Les nuisances sonores

 

A la notion de nuisance sonore, nous associons souvent la notion de bruit.

Qu’est-ce qu’un bruit?

Comme nous l’avons vu précédemment, un bruit correspond à une perturbation chaotique, c’est-à-dire non périodique de la matière par un signal sonore. C’est donc un son complexe composé de sons multiples de fréquence et d’intensité différentes qui sont issus de nombreuses sources. Par extension, un bruit est un son qui provoque une gêne par la sensation auditive désagréable qu’il produit. Cela en fait une notion subjective, car pour différentes personnes, un même son peut être jugé gênant ou non selon les habitudes ou la sensibilité de l’ouïe de la personne.

 

Si aujourd’hui les nuisances sonores sont tellement d’actualité, c’est que nous savons qu’elles peuvent être nocives et ainsi avoir des répercutions sur notre audition comme sur notre organisme . Paradoxalement, le bruit prend une place de plus en plus importante dans nos vies et nous sommes fortement exposés aux troubles qu’il entraine. Il est important de comprendre qu’il existe différentes nuisances associés à différents environnements, ainsi nous sommes exposés à des bruits de différentes natures, tels les sons forts, continus ou brusques.

 

Lorsque l’on parle du danger des sons forts auxquels nous sommes le plus exposé, on pense automatiquement aux échelles de bruits exprimés en décibel que l’on retrouve sur de nombreux panneaux d’avertissement pour nous renseigner sur le niveau sonore des sons qui rythment notre quotidien.

 

  

 
 
 

Echelle de bruit (globale)

On découvre de cette manière, que le seuil de risque pour notre audition se situe à 90 dB, le seuil de danger à 100 dB, et enfin le seuil de douleur à 120 dB.

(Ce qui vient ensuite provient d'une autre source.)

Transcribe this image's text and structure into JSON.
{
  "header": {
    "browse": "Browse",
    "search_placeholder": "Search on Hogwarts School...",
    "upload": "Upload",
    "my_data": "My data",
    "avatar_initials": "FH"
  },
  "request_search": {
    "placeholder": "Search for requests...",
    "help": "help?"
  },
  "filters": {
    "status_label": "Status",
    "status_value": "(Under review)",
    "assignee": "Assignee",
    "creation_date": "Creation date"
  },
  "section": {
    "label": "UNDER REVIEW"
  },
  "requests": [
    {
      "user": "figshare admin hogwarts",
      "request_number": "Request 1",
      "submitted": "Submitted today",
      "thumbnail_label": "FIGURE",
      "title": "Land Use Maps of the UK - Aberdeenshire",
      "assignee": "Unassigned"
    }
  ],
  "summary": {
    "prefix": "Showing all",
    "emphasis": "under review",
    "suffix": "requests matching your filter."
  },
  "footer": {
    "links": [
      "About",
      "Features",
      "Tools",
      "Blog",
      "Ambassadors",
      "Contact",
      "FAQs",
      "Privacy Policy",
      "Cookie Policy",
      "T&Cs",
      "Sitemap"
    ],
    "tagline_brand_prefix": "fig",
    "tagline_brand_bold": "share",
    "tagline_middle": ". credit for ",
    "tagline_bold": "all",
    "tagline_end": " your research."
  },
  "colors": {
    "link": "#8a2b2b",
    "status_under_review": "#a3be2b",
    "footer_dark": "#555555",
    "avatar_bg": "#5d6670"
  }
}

Il est ainsi facile de comprendre que si une sensation de fatigue apparait dés 60 dB et qu’une conversation s’effectue à partir de 50 dB, nous sommes souvent exposés à des niveaux bien supérieur à ce qui est normalement supportable.

 

  • Dans le cadre de notre TPE, et grâce au prêt de matériel, nous avons pu effectuer des mesures d’intensité sonore dans notre établissement avec un sonomètre, et ainsi constater les niveaux sonores auxquels un élève ou un professeur est exposé.

 

Cependant, les nuisances sonores ne se limitent pas aux lieux de travail ou d’activité clos, en effet les principales sources de pollution sonore dans les zones urbaines sont:

 

  • Le trafic routier:                                      80dB lors d’un circulation intense
  • Les zones industrielles:                         jusqu’à 100 dB à 100m de distance
  • Le trafic ferroviaire:                               100 dB à proximité
  • Le trafic aérien:                                        140 dB à 100m de distance

 

 

Pour illustrer cela, un sondage réalisé en 2002 par l’INSEE montre que 54% des personnes qui vivent dans des grandes villes françaises admettent que le bruit est la nuisance la plus importante à laquelle ils sont exposés, devant l’insécurité et la pollution atmosphérique chronique.

 

Ainsi, la vie urbaine dans des zones très densément peuplées est bien plus exposante à la pollution sonore que dans des zones moins peuplées ou dans des zones rurales.

Sondage sur l’exposition aux nuisances sonores

(Volumes, Guide de l’acoustique des lieux de musique amplifiée, IRMA 1995)

 

Les nuisances sonores chez les jeunes

Les nuisances sonores chez les jeunesDe nos jours, les habitudes des jeunes conduisent de plus en plus vers des problèmes de surdité précoce.Si la discothèque ou le concert provoquent le plus souvent des pertes auditives temporaires, l’utilisation déraisonnée du baladeur audio entraine des pertes significatives et irréversible d’ouïe.

 

  • En cause: la durée d’exposition au son comprimé et souvent trop fort des écouteurs 
  De manière générale, les traitements actuels du son tendent à le comprimer au maximum pour que nous percevions au mieux les niveaux faibles comme les niveaux forts, ce qui diminue fortement le travail fourni par nos oreilles.

Ainsi, notre audition s’habitue à un son sans nuance et a plus de mal à revenir sur des sons faibles et des ambiances sonores nuancés.De nombreuses études ont montré que la pré-surdité chez les jeunes était de plus en plus comparable à celle des personnes âgés, et qu’un jeune sur cinq en France serait aujourd’hui menacé de surdité précoce alors que le bruit devient omniprésent.